Im zweiten Teil seines Buches nimmt Rivière sich dann Texte Paul Natorps vor, in denen dieser seinerzeit prominente Neukantianer vom deutschen Wesen gehandelt hatte. Kein Text, den zu lesen man heute die Geduld aufbringen würde. Aber Rivière nimmt ihn zum Anlass, seine schon getroffene Diagnose nunmehr gerade aus einem Lob des deutschen Nationalcharakters abzuleiten: Was Natorp an jenem zu loben weiß, entpuppt sich bei ihm als Umschreibung genau jener Substanzlosigkeit, die Rivière anprangert - ohne freilich zu leugnen, dass mit ihr entschiedene Vorteile für die deutsche Durchsetzungsfähigkeit und eine Umgestaltung der Welt verknüpft sein mögen.
Rivière war, als das Buch 1918 in Frankreich erschien, in literarischen Zirkeln Deutschlands bereits bekannt. Drei Jahre später erschienen seine "Studien" über Dichter und Musiker auf Deutsch, 1928 - da war er schon drei Jahre tot - sein Briefwechsel mit Paul Claudel aus den Vorkriegsjahren. "L'Allemand" blieb dagegen unübersetzt und wurde nur in akademischen Kreisen besprochen, darunter immerhin von den später berühmt gewordenen Romanisten Victor Klemperer und Werner Krauss; und Natorp formulierte noch eine moderate Antwort.

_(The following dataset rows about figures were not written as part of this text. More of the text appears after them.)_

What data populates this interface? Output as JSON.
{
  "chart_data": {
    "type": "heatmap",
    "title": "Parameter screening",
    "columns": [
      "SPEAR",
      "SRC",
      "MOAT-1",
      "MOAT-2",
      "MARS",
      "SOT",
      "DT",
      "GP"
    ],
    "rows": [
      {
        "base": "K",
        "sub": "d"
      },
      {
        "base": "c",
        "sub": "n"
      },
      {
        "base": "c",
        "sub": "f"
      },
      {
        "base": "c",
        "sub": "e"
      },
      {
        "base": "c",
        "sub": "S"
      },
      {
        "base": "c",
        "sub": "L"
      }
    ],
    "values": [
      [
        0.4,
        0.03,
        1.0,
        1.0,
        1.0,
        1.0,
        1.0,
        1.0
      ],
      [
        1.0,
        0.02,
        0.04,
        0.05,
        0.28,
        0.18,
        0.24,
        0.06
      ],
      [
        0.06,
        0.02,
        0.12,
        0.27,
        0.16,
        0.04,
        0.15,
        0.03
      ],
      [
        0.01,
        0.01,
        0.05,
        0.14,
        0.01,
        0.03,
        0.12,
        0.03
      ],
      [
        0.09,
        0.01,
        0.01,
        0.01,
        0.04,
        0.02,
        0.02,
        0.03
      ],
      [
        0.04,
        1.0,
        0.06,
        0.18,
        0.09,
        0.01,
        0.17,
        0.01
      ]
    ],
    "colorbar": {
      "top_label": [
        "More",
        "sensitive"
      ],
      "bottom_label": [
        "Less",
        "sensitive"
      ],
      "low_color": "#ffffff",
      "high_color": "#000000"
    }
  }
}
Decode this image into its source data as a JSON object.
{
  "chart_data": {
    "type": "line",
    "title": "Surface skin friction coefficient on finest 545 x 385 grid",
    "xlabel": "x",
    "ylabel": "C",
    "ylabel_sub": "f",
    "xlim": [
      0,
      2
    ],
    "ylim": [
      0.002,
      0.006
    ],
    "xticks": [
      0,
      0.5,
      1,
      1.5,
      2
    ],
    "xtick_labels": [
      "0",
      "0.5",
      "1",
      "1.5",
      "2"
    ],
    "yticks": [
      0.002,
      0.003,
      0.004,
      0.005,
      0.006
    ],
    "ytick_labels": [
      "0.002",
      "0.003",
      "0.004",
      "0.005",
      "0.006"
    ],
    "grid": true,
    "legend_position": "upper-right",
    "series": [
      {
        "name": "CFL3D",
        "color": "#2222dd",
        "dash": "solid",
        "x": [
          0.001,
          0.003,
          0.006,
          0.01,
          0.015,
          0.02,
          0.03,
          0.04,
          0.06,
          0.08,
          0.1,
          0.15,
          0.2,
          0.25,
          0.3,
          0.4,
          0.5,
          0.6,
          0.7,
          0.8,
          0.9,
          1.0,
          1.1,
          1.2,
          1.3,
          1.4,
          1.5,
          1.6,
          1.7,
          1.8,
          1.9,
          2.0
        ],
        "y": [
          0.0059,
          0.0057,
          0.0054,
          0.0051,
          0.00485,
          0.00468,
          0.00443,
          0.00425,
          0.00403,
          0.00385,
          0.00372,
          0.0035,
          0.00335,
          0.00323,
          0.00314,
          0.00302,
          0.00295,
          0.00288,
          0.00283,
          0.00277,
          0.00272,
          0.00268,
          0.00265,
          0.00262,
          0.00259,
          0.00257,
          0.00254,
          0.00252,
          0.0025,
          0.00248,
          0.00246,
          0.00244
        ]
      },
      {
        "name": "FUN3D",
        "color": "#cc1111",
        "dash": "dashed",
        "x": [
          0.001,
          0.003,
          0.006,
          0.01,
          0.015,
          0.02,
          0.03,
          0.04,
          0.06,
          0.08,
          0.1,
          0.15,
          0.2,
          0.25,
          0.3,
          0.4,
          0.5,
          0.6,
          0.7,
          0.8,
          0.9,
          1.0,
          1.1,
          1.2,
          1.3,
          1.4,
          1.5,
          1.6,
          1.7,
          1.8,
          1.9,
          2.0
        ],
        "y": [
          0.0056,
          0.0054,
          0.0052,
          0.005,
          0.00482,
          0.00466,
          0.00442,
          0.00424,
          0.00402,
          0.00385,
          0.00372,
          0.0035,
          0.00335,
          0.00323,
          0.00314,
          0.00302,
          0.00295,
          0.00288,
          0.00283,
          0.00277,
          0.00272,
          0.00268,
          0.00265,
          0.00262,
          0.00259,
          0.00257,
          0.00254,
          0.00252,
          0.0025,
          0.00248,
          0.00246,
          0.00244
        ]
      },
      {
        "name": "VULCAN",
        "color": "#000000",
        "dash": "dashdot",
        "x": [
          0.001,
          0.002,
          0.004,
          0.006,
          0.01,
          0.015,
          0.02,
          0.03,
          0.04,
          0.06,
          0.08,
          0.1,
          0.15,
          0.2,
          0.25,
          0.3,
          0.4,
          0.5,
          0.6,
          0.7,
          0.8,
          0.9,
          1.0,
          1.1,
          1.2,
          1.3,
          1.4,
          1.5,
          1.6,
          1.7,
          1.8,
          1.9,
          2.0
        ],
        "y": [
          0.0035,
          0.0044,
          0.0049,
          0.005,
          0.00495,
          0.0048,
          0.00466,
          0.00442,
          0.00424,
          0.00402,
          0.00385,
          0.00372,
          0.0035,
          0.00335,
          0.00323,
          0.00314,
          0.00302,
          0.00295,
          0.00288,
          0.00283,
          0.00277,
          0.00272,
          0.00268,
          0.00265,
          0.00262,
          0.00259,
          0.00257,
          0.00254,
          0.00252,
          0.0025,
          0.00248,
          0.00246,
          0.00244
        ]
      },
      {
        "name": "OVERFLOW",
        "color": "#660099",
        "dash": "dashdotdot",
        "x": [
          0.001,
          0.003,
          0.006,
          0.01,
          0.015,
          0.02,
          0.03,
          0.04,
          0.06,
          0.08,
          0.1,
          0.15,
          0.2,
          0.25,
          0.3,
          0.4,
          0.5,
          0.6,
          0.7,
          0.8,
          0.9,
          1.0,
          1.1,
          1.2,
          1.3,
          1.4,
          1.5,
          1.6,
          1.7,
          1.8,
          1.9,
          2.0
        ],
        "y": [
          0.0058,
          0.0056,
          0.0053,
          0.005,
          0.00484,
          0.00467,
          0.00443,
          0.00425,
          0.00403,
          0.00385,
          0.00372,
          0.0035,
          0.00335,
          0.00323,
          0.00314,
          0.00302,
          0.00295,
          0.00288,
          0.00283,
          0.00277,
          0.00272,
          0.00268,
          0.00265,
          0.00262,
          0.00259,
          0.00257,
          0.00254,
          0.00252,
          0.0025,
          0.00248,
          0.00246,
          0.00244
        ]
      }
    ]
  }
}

Man kann das Buch zum Anlass nehmen, einen interessanten Autor mit einem allerdings etwas absonderlichen Buch kennenzulernen. Aber das Unheimliche des Textes liegt wohl darin, dass man bei vielen Passagen gar nicht an die Deutschen von 1914 denkt, sondern an die Jahre ab 1933, als Schritt für Schritt in Deutschland wirklich alle Möglichkeiten erprobt wurden. Rivière konnte darauf nicht mehr reagieren. Bis zu seinem Tod 1925 warb er als Leiter der NRF aber in einer Reihe von Aufsätzen für die wirtschaftlich-politische Annäherung von Frankreich und Deutschland. Ein grundsätzlicher Widerruf seiner Analyse in "L'Allemand", den er 1924 mit einem selbstkritischen Vorwort noch einmal veröffentlichte - die Übersetzung legt diese Fassung zugrunde -, muss das allerdings nicht gewesen sein.
HELMUT MAYER
Jacques Rivière: "Der Deutsche". Erinnerungen und Betrachtungen eines deutschen Kriegsgefangenen. Aus dem Französischen und mit einem Nachwort von Daniele Raffaele Gambone. Lilienfeld Verlag, Düsseldorf 2014. 207 S., geb., 19,90 [Euro].